I read a news story in the Globe and Mail called “Hopley’s lawyer insists he isn’t dangerous,” by Rod Mickleburgh, about a man who abducted a toddler from his home, then returned him four days later. Even though the abductor says that the three-year-old was not harmed during those four days, it’s still a scary situation. I can’t imagine how I would feel if one of my kids disappeared. I would be elated that they were returned, but totally upset that they were taken from our home, and I’m sure other parents feel the same way. What makes it worse is the kidnapper’s attorney is saying that the man should not be considered dangerous because he has “the maturity and manner…of a child” and didn’t do anything to the toddler.

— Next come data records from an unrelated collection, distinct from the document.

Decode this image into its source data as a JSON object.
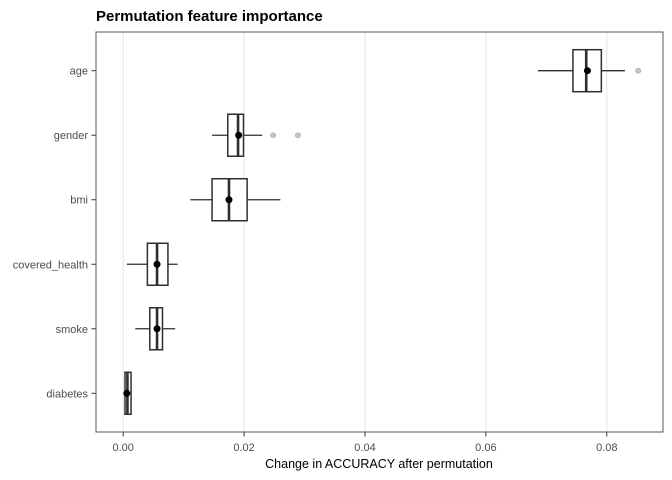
{
  "chart_data": {
    "type": "boxplot",
    "orientation": "horizontal",
    "title": "Permutation feature importance",
    "xlabel": "Change in ACCURACY after permutation",
    "ylabel": "",
    "xlim": [
      -0.0045,
      0.0893
    ],
    "xticks": [
      0,
      0.02,
      0.04,
      0.06,
      0.08
    ],
    "xtick_labels": [
      "0.00",
      "0.02",
      "0.04",
      "0.06",
      "0.08"
    ],
    "grid": "vertical-major-only",
    "legend": "none",
    "categories": [
      "age",
      "gender",
      "bmi",
      "covered_health",
      "smoke",
      "diabetes"
    ],
    "boxes": [
      {
        "feature": "age",
        "min": 0.0686,
        "q1": 0.0744,
        "median": 0.0766,
        "q3": 0.0791,
        "max": 0.083,
        "mean": 0.0768,
        "outliers": [
          0.0852
        ]
      },
      {
        "feature": "gender",
        "min": 0.0147,
        "q1": 0.0173,
        "median": 0.019,
        "q3": 0.0199,
        "max": 0.023,
        "mean": 0.0191,
        "outliers": [
          0.0248,
          0.0289
        ]
      },
      {
        "feature": "bmi",
        "min": 0.0111,
        "q1": 0.0147,
        "median": 0.0175,
        "q3": 0.0205,
        "max": 0.026,
        "mean": 0.0175,
        "outliers": []
      },
      {
        "feature": "covered_health",
        "min": 0.0006,
        "q1": 0.004,
        "median": 0.0056,
        "q3": 0.0074,
        "max": 0.009,
        "mean": 0.0056,
        "outliers": []
      },
      {
        "feature": "smoke",
        "min": 0.002,
        "q1": 0.0044,
        "median": 0.0056,
        "q3": 0.0065,
        "max": 0.0086,
        "mean": 0.0056,
        "outliers": []
      },
      {
        "feature": "diabetes",
        "min": 0.0001,
        "q1": 0.0003,
        "median": 0.0007,
        "q3": 0.0013,
        "max": 0.0014,
        "mean": 0.0006,
        "outliers": []
      }
    ],
    "colors": {
      "panel_background": "#ffffff",
      "panel_border": "#595959",
      "gridline": "#e3e3e3",
      "box_stroke": "#2e2e2e",
      "box_fill": "#ffffff",
      "median_line": "#2e2e2e",
      "whisker": "#2e2e2e",
      "mean_dot": "#000000",
      "outlier_fill": "#c4c4c4",
      "tick_mark": "#333333",
      "tick_label": "#4d4d4d",
      "title": "#000000"
    }
  }
}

When an attorney speaks for their clients, they need to think around corners. I don’t think he considered how parents would feel, so he should have addressed the concerns of the people reading the story. The fact is, his client still abducted the child. He should have at least acknowledged parents’ concerns by saying, “I understand that most parents feel upset about this situation, and I understand that they would want justice.” And then he could go into his defense of his client. Maybe he did talk about how parents feel, and the newspaper edited it out. Unfortunately, we can’t control what they print. However, the story only shows the attorney defending his client’s actions, and it makes him not seem sympathetic to what the public would perceive. Basically, “dangerous” becomes a subjective term, and any parent reading the story automatically would think, “This guy is dangerous; let’s lock him up for life.”
So I’d say that the attorney is losing the battle in the court of public opinion.